In a bitfield, why are some bits empty in the middle?

Question

When you define a bitfield, you can leave some bits blank in the middle and assign members to specific bits. Why are some bits emptying in the middle?

struct product {
    unsigned int code : 6;    // product code : 6 bit
    unsigned int : 10;    // not use 10 bit
    unsigned int color : 5;    // product color : 5 bit
    unsigned int : 5;    // not use 5 bit
    unsigned int size : 6;    // product size : 3 bit
};

I don't know why I don't use the bit in the middle

Answer 1

The bitfields are structured to avoid crossing word and byte boundaries. The first two, 6 and 10 bits, add up to 16 bits, while the other three, 5 and 5 and 6, also add up to 16 bits. It could be very inefficient to have a bit field be part of 2 separate 16 bit words.

Answer 2

This is a very handy feature. Most of the hardware registers have so gaps of unused/reserved bits for example:

Unnamed bitfields save us from having fields with the reserved1, reserved2 , ... names

Answer 3

It is an unnamed bit-field, basically used-defined bit padding. From C17 6.7.2.1:

A bit-field declaration with no declarator, but only a colon and a width, indicates an unnamed bit-field.
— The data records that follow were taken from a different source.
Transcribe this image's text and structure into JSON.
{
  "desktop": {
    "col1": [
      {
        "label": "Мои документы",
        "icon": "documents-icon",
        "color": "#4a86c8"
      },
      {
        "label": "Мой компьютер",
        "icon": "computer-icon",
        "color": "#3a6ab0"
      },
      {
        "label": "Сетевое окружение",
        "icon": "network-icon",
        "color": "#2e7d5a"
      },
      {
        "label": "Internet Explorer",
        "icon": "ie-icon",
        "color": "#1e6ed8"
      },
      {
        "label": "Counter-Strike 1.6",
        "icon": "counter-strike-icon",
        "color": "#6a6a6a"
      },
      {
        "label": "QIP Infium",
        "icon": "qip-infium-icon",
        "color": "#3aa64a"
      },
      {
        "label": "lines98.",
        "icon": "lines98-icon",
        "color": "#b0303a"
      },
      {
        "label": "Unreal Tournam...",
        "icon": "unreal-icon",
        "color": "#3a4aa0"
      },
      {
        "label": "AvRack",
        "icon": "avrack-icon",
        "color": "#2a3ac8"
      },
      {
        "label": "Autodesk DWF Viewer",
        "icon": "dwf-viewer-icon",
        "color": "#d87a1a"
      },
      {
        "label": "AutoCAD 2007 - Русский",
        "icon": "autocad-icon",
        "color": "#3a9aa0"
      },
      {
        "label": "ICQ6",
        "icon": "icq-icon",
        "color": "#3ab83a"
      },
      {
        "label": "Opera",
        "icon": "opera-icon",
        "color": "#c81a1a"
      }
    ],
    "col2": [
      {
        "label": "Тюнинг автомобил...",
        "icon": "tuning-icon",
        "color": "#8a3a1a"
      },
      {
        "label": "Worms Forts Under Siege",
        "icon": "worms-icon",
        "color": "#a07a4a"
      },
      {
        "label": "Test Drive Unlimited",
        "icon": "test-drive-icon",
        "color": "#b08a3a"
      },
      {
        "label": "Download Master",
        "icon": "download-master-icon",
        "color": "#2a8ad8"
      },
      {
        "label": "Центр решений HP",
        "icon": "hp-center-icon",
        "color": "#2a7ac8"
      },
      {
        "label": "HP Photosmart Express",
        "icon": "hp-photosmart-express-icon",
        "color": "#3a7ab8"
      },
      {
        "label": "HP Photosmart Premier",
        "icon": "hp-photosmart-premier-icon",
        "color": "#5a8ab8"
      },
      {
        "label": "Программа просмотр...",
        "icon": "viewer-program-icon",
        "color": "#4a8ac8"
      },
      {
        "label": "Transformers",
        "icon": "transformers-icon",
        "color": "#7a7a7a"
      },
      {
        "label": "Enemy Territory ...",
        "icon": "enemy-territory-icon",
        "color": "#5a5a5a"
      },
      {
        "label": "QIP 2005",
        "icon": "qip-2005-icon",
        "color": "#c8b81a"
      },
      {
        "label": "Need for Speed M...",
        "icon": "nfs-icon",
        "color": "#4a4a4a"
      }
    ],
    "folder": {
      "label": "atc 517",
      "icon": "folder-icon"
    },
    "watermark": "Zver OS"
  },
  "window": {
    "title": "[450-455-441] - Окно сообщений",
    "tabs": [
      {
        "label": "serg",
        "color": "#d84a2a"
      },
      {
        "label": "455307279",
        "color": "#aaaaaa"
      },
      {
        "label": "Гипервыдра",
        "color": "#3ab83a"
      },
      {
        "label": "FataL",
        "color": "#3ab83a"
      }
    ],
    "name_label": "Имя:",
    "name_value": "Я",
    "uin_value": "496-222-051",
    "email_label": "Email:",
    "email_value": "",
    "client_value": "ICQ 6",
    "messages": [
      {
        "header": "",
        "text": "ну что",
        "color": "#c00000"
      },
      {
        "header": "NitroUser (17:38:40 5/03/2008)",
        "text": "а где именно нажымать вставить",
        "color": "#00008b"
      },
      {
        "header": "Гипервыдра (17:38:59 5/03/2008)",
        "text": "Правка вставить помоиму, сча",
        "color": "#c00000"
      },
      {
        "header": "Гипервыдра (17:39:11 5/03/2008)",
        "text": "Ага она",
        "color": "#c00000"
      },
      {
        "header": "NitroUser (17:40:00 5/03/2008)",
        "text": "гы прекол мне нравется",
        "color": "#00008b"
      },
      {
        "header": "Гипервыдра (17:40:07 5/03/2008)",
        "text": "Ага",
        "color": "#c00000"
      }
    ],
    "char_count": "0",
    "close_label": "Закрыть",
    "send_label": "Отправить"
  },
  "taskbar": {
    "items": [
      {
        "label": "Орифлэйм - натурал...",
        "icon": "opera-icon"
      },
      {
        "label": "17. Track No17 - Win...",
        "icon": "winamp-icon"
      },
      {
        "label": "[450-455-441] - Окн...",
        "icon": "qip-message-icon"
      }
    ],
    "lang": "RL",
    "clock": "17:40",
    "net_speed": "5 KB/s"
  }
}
As a special case, a bit-field structure member with a width of 0 indicates that no further bit-field is to be packed into the unit in which the previous bitfield, if any, was placed.

So I would guess it is used to get a certain memory layout, perhaps to correspond with a certain pre-defined hardware register or communication protocol.

But also please note that it isn't well-defined which bit that's the MSB, and that the compiler if free to add padding of its own, so this bit-field isn't portable between compilers or systems. It is best to avoid bit-fields entirely, for any purpose.